Job 16 - vous êtes tous d’insupportables consolateurs ()
Alors Job prit la parole et dit :
J’ai souvent entendu de semblables harangues ; vous êtes tous d’insupportables consolateurs.
Quand finiront ces vains discours ? Quel aiguillon t’excite à répliquer ?
Moi aussi, je saurais parler comme vous, si vous étiez à ma place ; j’arrangerais de beaux discours à votre adresse, je secouerais la tête sur vous ;
je vous encouragerais de la bouche, et vous auriez pour soulagement l’agitation de mes lèvres.
Si je parle, ma douleur n’est pas adoucie ; si je me tais, en est-elle soulagée ?
Aujourd’hui, hélas ! Dieu a épuisé mes forces... ô Dieu, tu as moissonné tous mes proches.
Tu me garrottes... c’est un témoignage contre moi !... ma maigreur se lève contre moi, en face elle m’accuse.
Sa colère me déchire et me poursuit, il grince des dents contre moi ; mon ennemi darde sur moi ses regards.
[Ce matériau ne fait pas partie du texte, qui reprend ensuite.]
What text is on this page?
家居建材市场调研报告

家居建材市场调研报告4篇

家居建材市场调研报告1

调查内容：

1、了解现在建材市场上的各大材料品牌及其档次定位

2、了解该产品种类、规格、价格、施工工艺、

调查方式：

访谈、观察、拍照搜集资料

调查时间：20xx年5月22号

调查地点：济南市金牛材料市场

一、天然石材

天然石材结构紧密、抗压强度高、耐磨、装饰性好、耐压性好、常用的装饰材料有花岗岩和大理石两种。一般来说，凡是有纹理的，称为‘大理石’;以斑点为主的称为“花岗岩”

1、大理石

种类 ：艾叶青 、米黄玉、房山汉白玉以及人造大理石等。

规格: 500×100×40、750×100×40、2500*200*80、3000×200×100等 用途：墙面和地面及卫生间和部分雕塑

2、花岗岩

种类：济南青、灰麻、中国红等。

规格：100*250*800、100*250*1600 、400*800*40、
Ils ouvrent leur bouche pour me dévorer, ils me frappent la joue avec outrage, ils se liguent tous ensemble pour me perdre.
Dieu m’a livré au pervers, il m’a jeté entre les mains des méchants.
J’étais en paix, et il m’a secoué, il m’a saisi par la nuque, et il m’a brisé. Il m’a posé en but à ses traits,
ses flèches volent autour de moi ; il perce mes flancs sans pitié, il répand mes entrailles sur la terre ;
il me fait brèche sur brèche, il fond sur moi comme un géant.
J’ai cousu un sac sur ma peau, et j’ai roulé mon front dans la poussière.
Mon visage est tout rouge de larmes, et l’ombre de la mort s’étend sur mes paupières,
quoiqu’il n’y ait pas d’iniquités dans mes mains, et que ma prière soit pure.
O terre, ne couvre point mon sang, et que mes cris s’élèvent librement !
A cette heure même, voici que j’ai mon témoin dans le ciel, mon défenseur dans les hauts lieux.
Mes amis se moquent de moi, c’est vers Dieu que pleurent mes yeux.
Qu’il juge lui-même entre Dieu et l’homme, entre le fils de l’homme et son semblable !
Car les années qui me sont comptés s’écoulent, et j’entre dans un sentier d’où je ne reviendrai pas.